No fue el único arte español que guardó el Palais des Nations. Aquella comisión que presidió Alberti durante la guerra envío las mejores piezas del Museo del Prado para alejarlas de las bombas que caían en Madrid. La Sociedad de Naciones las devolvió en 1939. En la comisión receptora ya no estaba Alberti, sino Eugenio d’Ors y José María Sert que abandonó su lealtad republicana al ver arder la catedral de su Vic natal. En la devolución la ciudad de Ginebra logró como premio a sus labores de guardiana que se realizará una exposición con las pinturas custodiadas en su Museo de Arte e Historia durante el verano de 1939.
Aún no se interpretaban las vacaciones como la ocasión de explorar los límites de la melanina en la piel blanca sobre arena candente. Al contrario, se huía del calor y Ginebra con sus posibilidades náuticas y alpinas era muy apreciada. Muchos aprovecharon la visita de los lienzos madrileños al corazón mismo de Europa. Todavía permanece el record de visitas alcanzado entonces. La comisión de “nacionales” exigió encargarse de la exposición que planearon como exaltación del pasado imperial de la monarquía hispana. Tanto que Le petit parisien tituló una página sobre la exposición como “La venganza de Carlos V en la ciudad de Calvino”.

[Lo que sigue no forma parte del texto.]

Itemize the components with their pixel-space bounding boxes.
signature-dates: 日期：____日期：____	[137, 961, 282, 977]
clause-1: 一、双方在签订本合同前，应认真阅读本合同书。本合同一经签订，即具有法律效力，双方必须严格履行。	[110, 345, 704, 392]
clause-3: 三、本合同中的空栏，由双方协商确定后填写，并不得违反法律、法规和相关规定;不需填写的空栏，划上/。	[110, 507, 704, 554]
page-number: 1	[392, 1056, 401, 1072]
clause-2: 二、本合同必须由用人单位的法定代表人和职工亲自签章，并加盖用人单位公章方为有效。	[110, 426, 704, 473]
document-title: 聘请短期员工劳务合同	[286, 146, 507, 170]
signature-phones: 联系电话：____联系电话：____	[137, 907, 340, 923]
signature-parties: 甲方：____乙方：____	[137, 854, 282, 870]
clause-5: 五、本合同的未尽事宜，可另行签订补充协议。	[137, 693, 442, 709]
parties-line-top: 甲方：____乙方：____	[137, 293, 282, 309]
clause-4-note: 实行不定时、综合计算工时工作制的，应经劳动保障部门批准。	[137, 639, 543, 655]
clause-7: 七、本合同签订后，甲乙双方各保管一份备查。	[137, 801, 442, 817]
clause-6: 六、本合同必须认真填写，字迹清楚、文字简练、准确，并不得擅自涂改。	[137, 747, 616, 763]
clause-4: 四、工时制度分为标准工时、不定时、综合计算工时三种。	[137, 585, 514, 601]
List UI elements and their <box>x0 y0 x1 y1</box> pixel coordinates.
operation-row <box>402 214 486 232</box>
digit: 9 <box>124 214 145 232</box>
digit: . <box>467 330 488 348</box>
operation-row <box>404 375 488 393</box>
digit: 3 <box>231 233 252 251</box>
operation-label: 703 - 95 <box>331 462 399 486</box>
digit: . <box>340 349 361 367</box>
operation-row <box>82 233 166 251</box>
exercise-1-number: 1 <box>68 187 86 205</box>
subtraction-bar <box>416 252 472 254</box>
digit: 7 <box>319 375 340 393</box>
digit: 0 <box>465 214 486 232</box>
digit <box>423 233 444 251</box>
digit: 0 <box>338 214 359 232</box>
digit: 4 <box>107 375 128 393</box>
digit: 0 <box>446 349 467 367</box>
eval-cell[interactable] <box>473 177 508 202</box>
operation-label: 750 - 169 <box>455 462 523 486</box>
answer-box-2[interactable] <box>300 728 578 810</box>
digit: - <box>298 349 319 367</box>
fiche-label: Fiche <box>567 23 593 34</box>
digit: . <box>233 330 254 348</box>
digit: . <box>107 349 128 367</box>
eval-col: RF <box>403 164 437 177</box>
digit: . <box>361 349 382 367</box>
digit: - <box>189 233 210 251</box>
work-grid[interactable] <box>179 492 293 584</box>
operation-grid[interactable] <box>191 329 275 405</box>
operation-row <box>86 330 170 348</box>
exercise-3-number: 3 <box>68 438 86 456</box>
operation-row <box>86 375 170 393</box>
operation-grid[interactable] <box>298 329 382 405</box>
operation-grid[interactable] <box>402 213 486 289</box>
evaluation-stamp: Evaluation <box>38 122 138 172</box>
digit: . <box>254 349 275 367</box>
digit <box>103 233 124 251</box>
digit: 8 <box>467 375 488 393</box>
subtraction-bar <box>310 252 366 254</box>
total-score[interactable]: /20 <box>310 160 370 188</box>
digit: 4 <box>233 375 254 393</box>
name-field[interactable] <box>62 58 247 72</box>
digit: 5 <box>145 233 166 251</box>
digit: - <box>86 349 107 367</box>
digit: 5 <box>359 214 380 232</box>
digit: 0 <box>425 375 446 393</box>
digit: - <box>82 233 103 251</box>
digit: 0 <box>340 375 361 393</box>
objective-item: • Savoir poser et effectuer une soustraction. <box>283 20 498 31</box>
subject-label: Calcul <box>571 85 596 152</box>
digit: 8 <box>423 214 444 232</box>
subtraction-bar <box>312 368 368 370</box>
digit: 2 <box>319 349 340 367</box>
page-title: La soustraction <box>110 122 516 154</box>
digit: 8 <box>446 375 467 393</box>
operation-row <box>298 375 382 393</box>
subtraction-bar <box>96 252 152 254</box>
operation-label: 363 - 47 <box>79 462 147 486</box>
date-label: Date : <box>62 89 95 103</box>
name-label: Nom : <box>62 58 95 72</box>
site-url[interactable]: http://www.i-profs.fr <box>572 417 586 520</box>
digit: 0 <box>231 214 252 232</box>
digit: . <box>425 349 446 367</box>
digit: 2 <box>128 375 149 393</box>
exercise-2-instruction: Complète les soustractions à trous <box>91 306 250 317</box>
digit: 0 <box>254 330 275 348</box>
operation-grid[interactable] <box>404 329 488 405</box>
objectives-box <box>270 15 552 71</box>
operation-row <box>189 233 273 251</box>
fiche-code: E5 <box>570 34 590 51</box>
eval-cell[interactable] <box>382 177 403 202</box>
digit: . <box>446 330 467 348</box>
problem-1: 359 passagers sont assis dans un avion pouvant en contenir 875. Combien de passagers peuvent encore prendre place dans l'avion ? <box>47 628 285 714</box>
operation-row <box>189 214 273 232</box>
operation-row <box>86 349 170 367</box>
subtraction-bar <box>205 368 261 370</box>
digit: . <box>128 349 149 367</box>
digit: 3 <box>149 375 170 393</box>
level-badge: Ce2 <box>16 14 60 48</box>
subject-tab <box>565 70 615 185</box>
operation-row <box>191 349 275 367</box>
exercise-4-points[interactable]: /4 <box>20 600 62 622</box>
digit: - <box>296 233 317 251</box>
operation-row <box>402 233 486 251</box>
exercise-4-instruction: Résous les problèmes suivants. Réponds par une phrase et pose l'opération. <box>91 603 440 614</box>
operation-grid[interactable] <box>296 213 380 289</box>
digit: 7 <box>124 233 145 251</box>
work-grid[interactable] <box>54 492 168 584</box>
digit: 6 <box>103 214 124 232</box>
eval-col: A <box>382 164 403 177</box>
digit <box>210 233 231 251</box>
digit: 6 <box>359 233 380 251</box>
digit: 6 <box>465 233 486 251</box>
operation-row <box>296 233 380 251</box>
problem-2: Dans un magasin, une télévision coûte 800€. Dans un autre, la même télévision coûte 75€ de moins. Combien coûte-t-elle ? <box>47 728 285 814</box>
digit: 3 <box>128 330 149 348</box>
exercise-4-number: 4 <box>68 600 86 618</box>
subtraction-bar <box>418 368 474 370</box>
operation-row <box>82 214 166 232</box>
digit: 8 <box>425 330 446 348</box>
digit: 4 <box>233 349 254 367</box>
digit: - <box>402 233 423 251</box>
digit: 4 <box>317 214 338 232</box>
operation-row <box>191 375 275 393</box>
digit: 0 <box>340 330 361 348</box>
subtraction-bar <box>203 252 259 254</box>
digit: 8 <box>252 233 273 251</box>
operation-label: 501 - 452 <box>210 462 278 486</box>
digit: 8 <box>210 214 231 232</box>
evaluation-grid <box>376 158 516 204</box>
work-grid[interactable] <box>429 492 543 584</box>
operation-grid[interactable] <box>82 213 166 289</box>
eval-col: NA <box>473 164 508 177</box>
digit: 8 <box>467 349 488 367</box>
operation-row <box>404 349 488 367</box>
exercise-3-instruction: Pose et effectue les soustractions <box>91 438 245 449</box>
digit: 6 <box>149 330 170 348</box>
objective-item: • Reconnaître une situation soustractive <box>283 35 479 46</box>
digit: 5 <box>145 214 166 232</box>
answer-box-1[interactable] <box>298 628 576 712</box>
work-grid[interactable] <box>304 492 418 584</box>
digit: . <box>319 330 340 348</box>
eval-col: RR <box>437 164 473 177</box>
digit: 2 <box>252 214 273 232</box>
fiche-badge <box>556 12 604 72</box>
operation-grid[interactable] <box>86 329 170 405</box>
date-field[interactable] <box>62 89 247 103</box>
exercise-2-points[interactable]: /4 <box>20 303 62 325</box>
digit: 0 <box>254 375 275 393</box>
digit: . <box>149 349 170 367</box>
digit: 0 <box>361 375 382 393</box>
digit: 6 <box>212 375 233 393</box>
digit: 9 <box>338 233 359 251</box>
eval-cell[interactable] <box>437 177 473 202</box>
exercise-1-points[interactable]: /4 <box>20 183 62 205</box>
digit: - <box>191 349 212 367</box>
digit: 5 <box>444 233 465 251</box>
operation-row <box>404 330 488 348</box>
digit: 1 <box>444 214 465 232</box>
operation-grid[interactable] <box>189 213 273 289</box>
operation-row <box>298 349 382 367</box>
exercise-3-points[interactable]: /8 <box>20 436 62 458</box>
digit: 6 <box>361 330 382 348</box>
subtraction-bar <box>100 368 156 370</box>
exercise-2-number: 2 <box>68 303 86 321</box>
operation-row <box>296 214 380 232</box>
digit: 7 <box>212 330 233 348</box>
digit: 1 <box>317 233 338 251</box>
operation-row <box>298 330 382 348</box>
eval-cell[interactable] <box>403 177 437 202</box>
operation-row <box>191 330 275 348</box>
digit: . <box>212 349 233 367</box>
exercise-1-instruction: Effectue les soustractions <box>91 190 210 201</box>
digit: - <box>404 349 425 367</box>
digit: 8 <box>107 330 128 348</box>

Mientras Europa se preparaba para su mayor catástrofe en Ginebra, excepción sucesiva, se deleitaban con Velázquez. Esa tranquilidad dominical de la ciudad se percibe hasta en los cementerios. El ajardinado cementerio des Rois cuya disposición invita a organizar un picnic antes que un entierro acoge además de la tumba de Calvino, la de Musil y la de Borges que dijo aquello que de todas las ciudades que conoció, Ginebra le parecía “la más propicia para la felicidad”. Cabe preguntarse si Calvino hubiera celebrado semejante afirmación de su vecino de tumba. Por supuesto, para merecer esa sentencia borgiana ha hecho falta que se pueda tomar ginebra con tónica. Para tal operación una buena opción es el Roi Ubu, en la ciudad vieja. No muy lejos de donde hoy habitan unos descendientes de Carlos V que se apellidan Urdangarín.